Complete step-by-step solution:
The given equation is a quadratic equation in one variable. Quadratic equation is an equation in which the degree of the polynomial involved in the equation is equal to 2 (i.e. the higher power of the variable is 2).
To solve a quadratic equation means to find the value of the variable for which it satisfies the given equation. There are many ways to solve a quadratic equation in one variable. One of those ways is completing the square method.
In the completing square method we try to prepare a perfect square of the given equation.
Suppose we have a quadratic equation ${{x}^{2}}+bx+c=0$, then we add a term ${{\left( \dfrac{b}{2} \right)}^{2}}$ on both sides of the equation.
Therefore, we get that ${{x}^{2}}+bx+{{\left( \dfrac{b}{2} \right)}^{2}}+c={{\left( \dfrac{b}{2} \right)}^{2}}$
This equation can be further written as ${{x}^{2}}+bx+{{\left( \dfrac{b}{2} \right)}^{2}}={{\left( \dfrac{b}{2} \right)}^{2}}-c$ ….. (i)
Here, we can see that the expression ${{x}^{2}}+bx+{{\left( \dfrac{b}{2} \right)}^{2}}$ forms a perfect square such that ${{x}^{2}}+bx+{{\left( \dfrac{b}{2} \right)}^{2}}={{\left( x+\dfrac{b}{2} \right)}^{2}}$
Then substitute this value in equation (i).
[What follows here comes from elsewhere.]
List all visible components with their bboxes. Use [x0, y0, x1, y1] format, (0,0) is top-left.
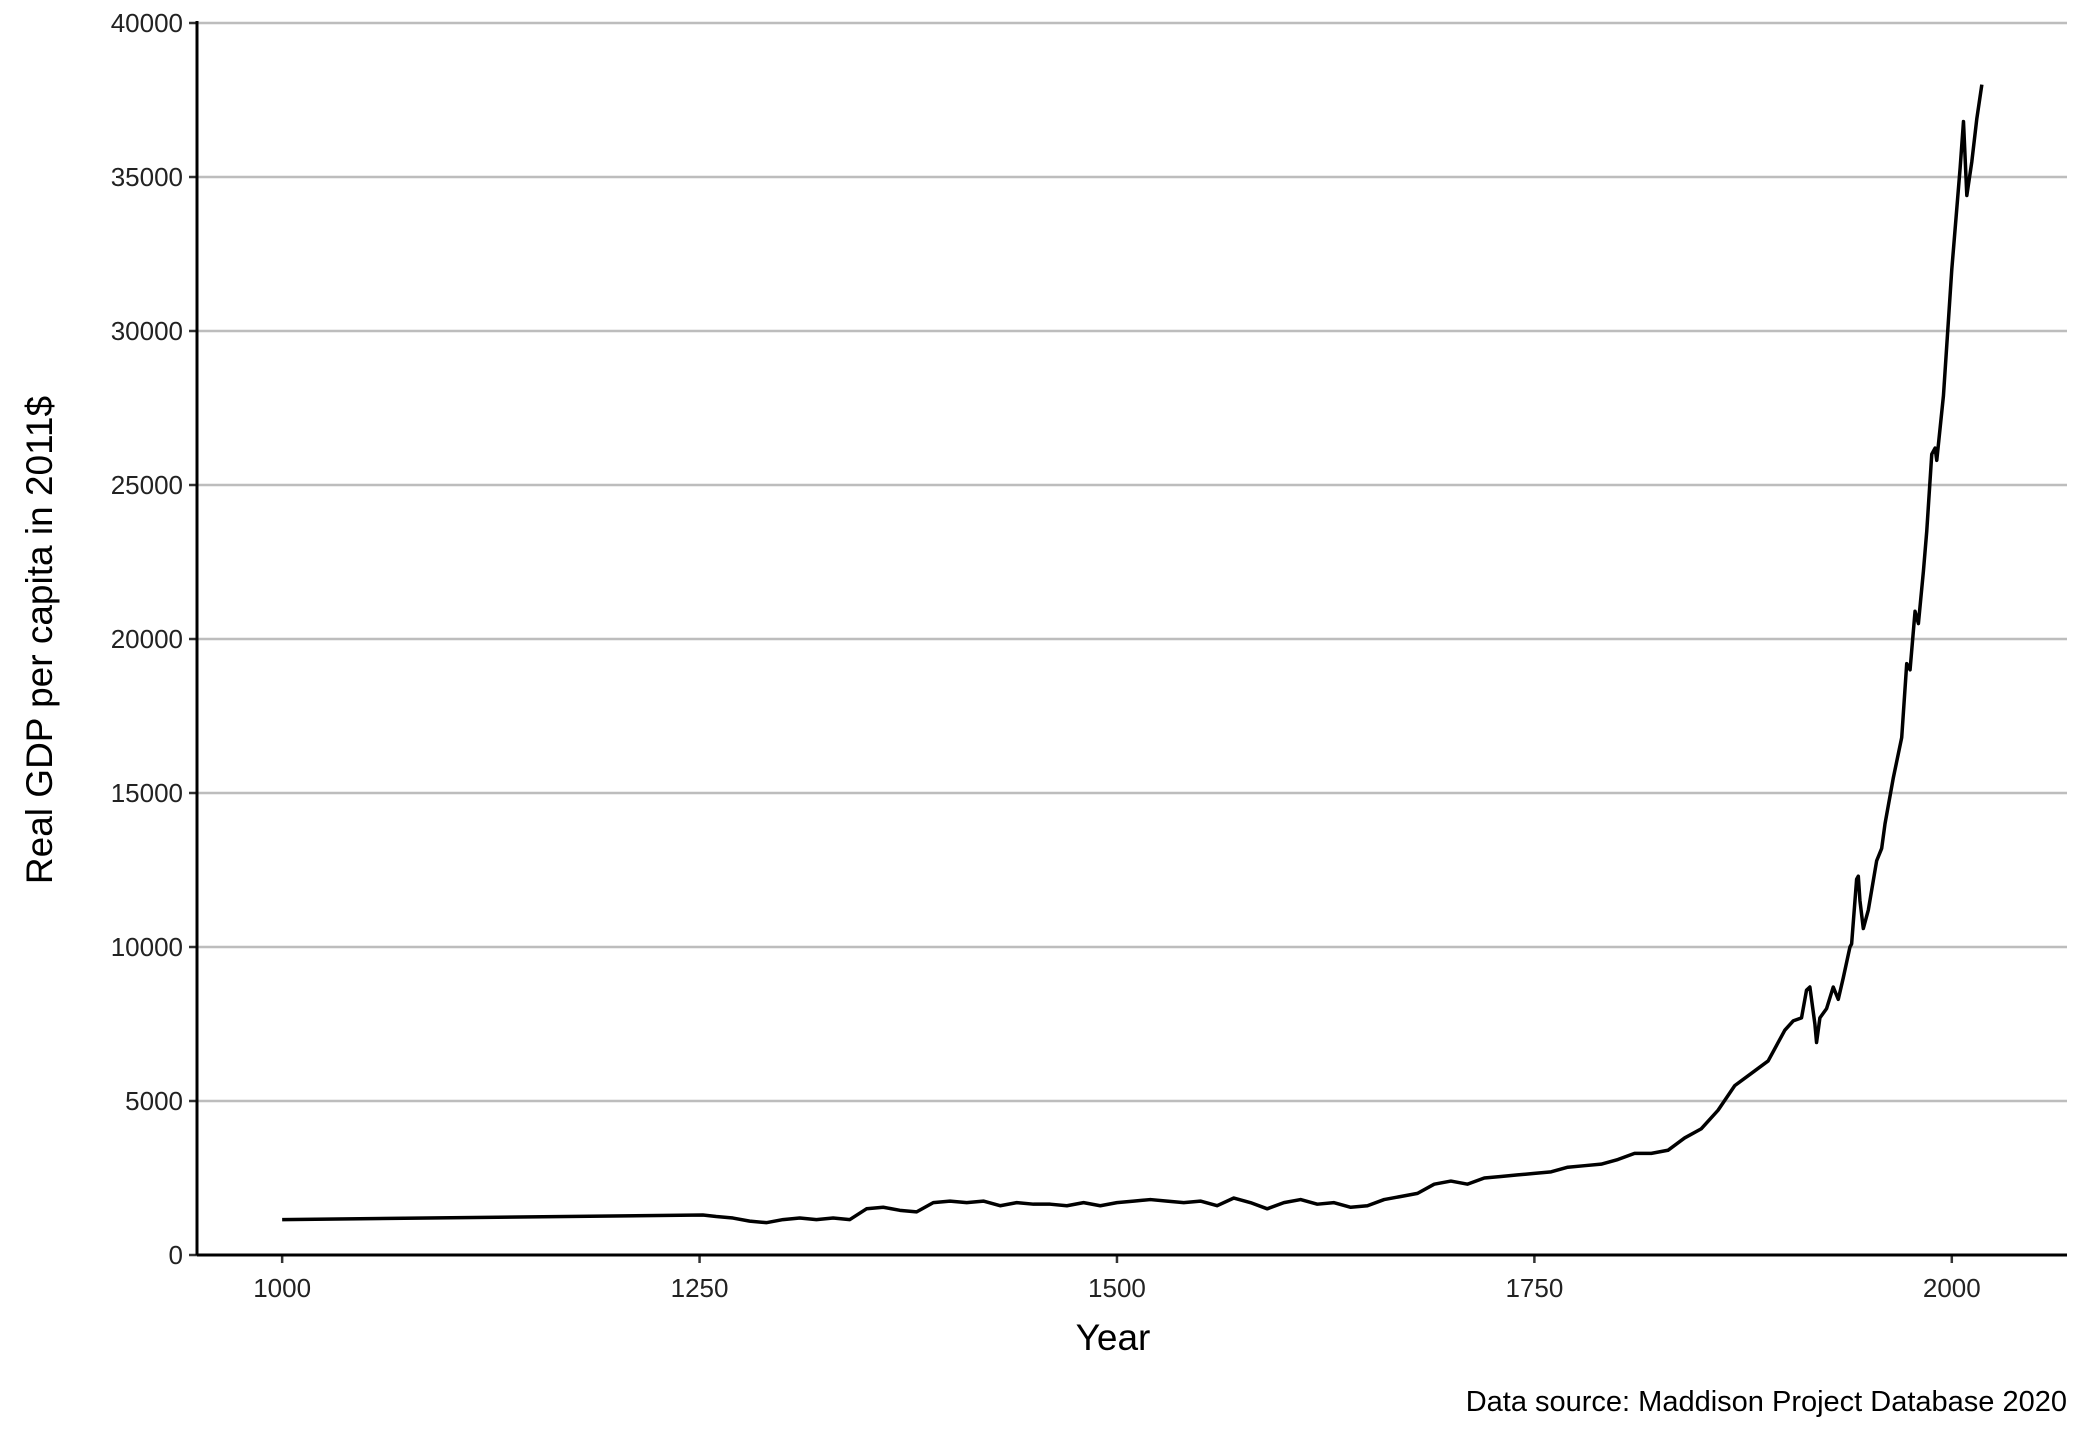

$\Rightarrow {{\left( x+\dfrac{b}{2} \right)}^{2}}={{\left( \dfrac{b}{2} \right)}^{2}}-c$
Therefore, we can obtain a perfect square in this way.
Let us now perform the same method for the given equation.
Add ${{\left( -\dfrac{5}{2} \right)}^{2}}=\dfrac{25}{4}$ on both sides of the equation ${{x}^{2}}-5x+\dfrac{25}{4}+1=\dfrac{25}{4}$
$\Rightarrow {{\left( x-\dfrac{5}{2} \right)}^{2}}=\dfrac{25}{4}-1$
$\Rightarrow {{\left( x-\dfrac{5}{2} \right)}^{2}}=\dfrac{21}{4}$
Now, we can take square roots on both sides.
$\Rightarrow \left( x-\dfrac{5}{2} \right)=\pm \sqrt{\dfrac{21}{4}}$
$\Rightarrow x-\dfrac{5}{2}=\pm \dfrac{\sqrt{21}}{2}$
$\Rightarrow x=\dfrac{5\pm \sqrt{21}}{2}$
Then, this means that $x=\dfrac{5+\sqrt{21}}{2}$ or $x=\dfrac{5-\sqrt{21}}{2}$.

Note: When we have a quadratic equation in the form of $a{{x}^{2}}+bx+c=0$, we have to add the term $\dfrac{1}{a}{{\left( \dfrac{b}{2} \right)}^{2}}$ on both the sides of the equation.
Otherwise, we can divide the whole equation by a factor ‘a’ and then add ${{\left( \dfrac{b}{2} \right)}^{2}}$ on both sides.